Noise reduction from genotyping microarrays using probe level information.

作者信息

Komura Daisuke, Nishimura Kunihiro, Ishikawa Shumpei, Panda Binaya, Huang Jing, Nakamura Hiroshi, Ihara Sigeo, Hirose Michitaka, Jones Keith W, Aburatani Hiroyuki

机构信息

Dependable and High-performance Computing, Research Center for Advanced Science and Technology, University of Tokyo, 4-6-1 Komaba, Meguro-ku, Tokyo 153-8904, Japan.

出版信息

In Silico Biol. 2006;6(1-2):79-92.

Abstract

Genomic copy number change is one of the important phenomenon observed in cancer and other genetic disorders. Recently oligonucleotide microarrays have been used to analyze changes in the copy number. Although high density microarrays provide genome wide useful data on copy number, they are often associated with substantial amount of experimental noise that could affect the performance of the analyses. We used the high density oligonucleotide genotyping microarrays in our experiments that uses redundant probe tiling approach for individual SNPs.

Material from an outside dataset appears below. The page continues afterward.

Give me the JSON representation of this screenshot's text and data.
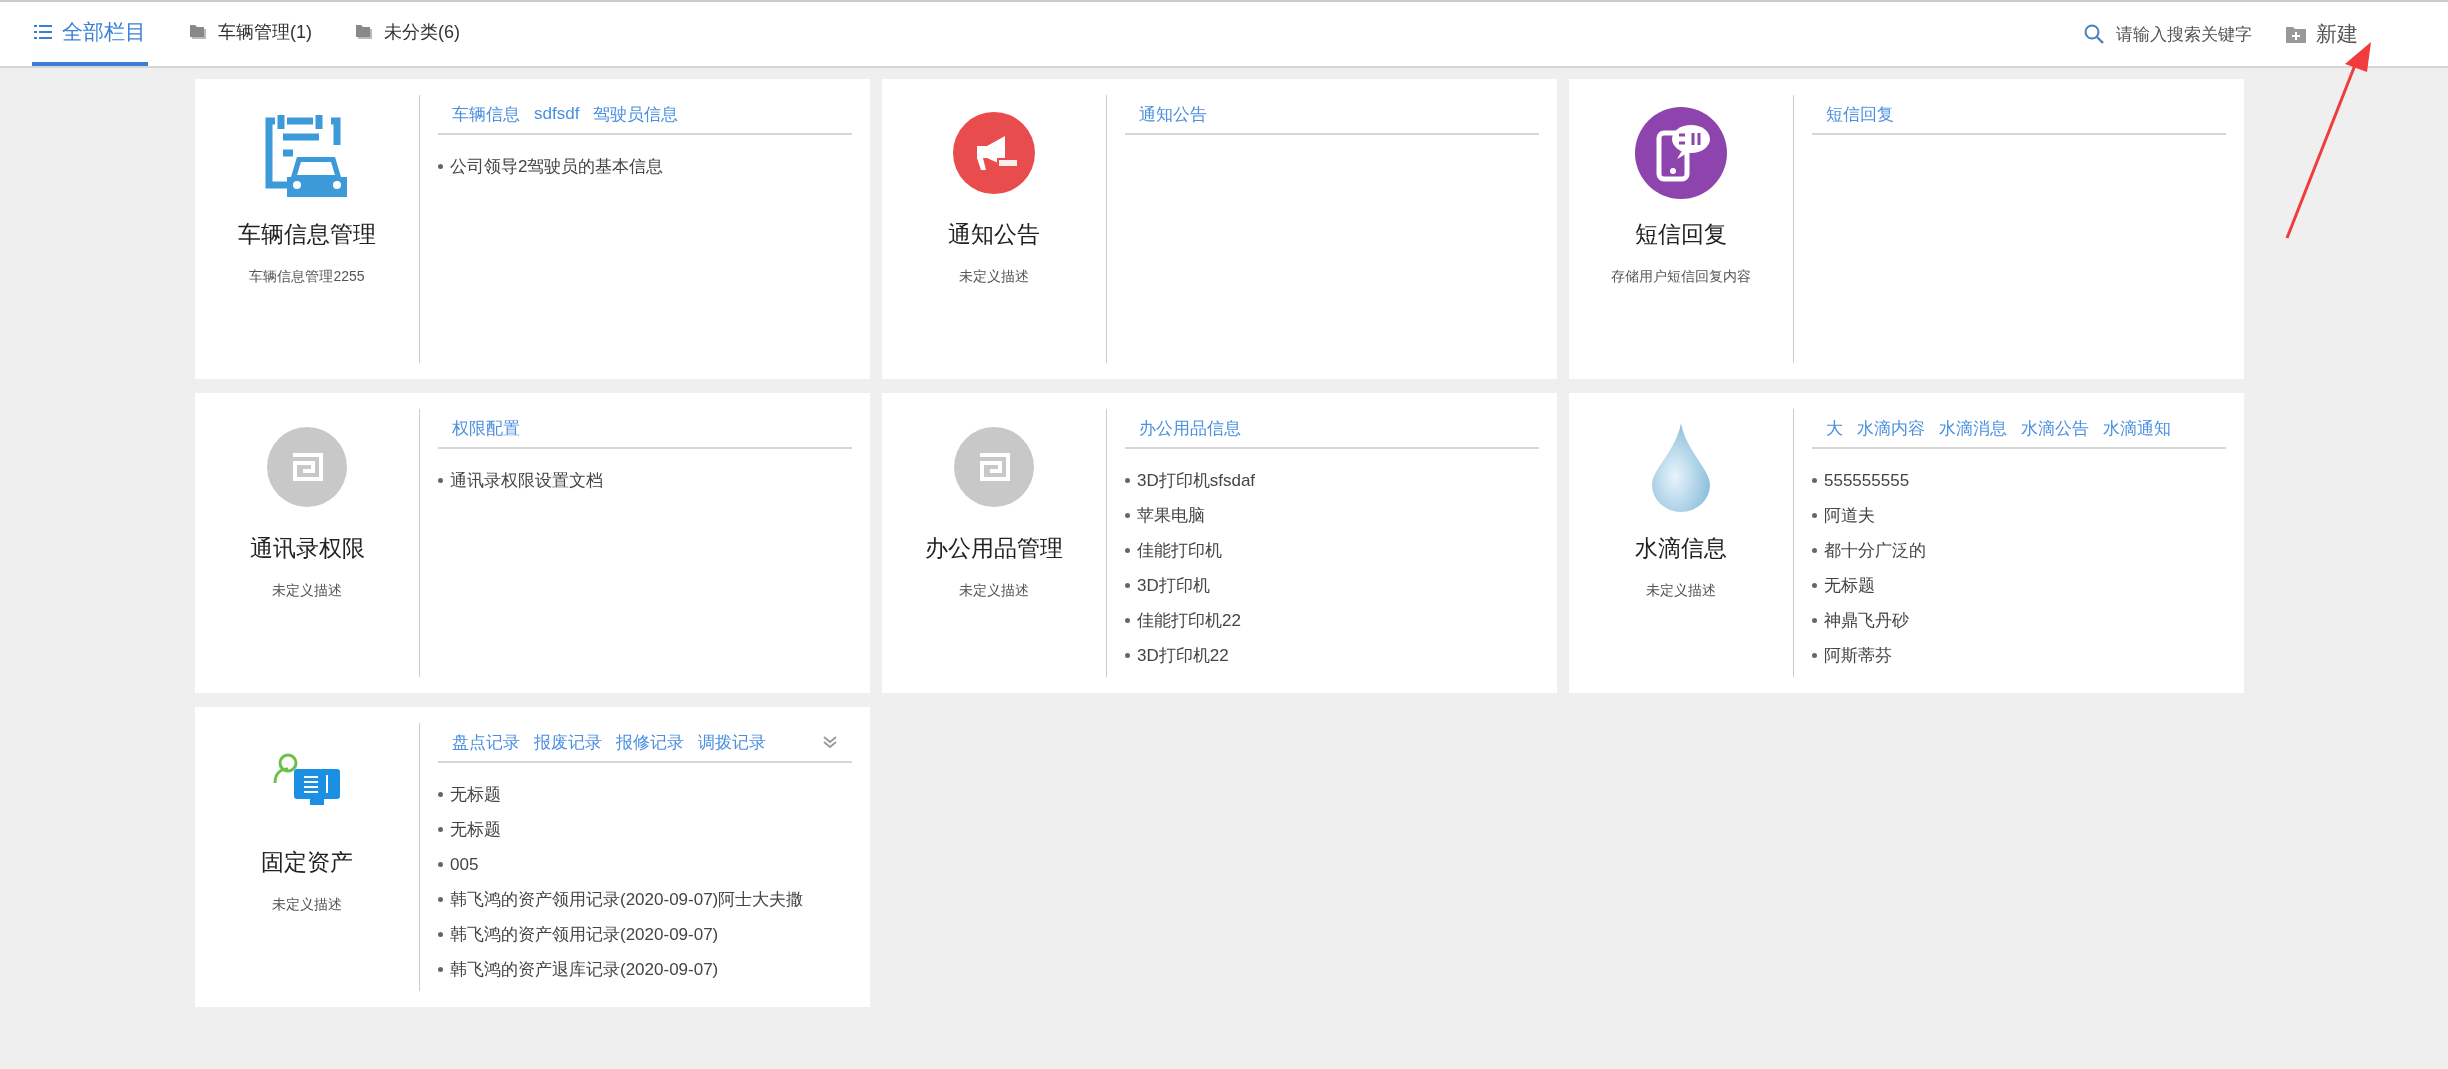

We found that the noise in the genotyping microarray data is associated with several experimental steps during target preparation and devised an algorithm that takes into account those experimental parameters. Additionally, defective probes that do not hybridize well to the target and therefore could not be modified inherently were detected and omitted automatically by using the algorithm. When we applied the algorithm to actual datasets, we could reduce the noise substantially without compressing the dynamic range. Additionally, combinatorial use of our noise reduction algorithm and conventional breakpoint detection algorithm successfully detected a microamplification of c-myc which was overlooked in the raw data. The algorithm described here is freely available with the software upon request to all non-profit researchers.

摘要

基因组拷贝数变化是在癌症和其他遗传疾病中观察到的重要现象之一。最近,寡核苷酸微阵列已被用于分析拷贝数的变化。尽管高密度微阵列提供了全基因组范围内关于拷贝数的有用数据,但它们往往伴随着大量可能影响分析性能的实验噪声。我们在实验中使用了高密度寡核苷酸基因分型微阵列,该微阵列针对单个单核苷酸多态性(SNP)采用了冗余探针平铺方法。我们发现基因分型微阵列数据中的噪声与靶标制备过程中的几个实验步骤有关,并设计了一种考虑这些实验参数的算法。此外,通过使用该算法,可以自动检测并省略那些与靶标杂交不佳、因此无法固有修饰的缺陷探针。当我们将该算法应用于实际数据集时,我们可以在不压缩动态范围的情况下大幅降低噪声。此外,我们的降噪算法与传统断点检测算法的组合使用成功检测到了原数据中被忽视的c-myc基因微扩增。应所有非营利研究人员的要求,本文所述算法可随软件免费提供。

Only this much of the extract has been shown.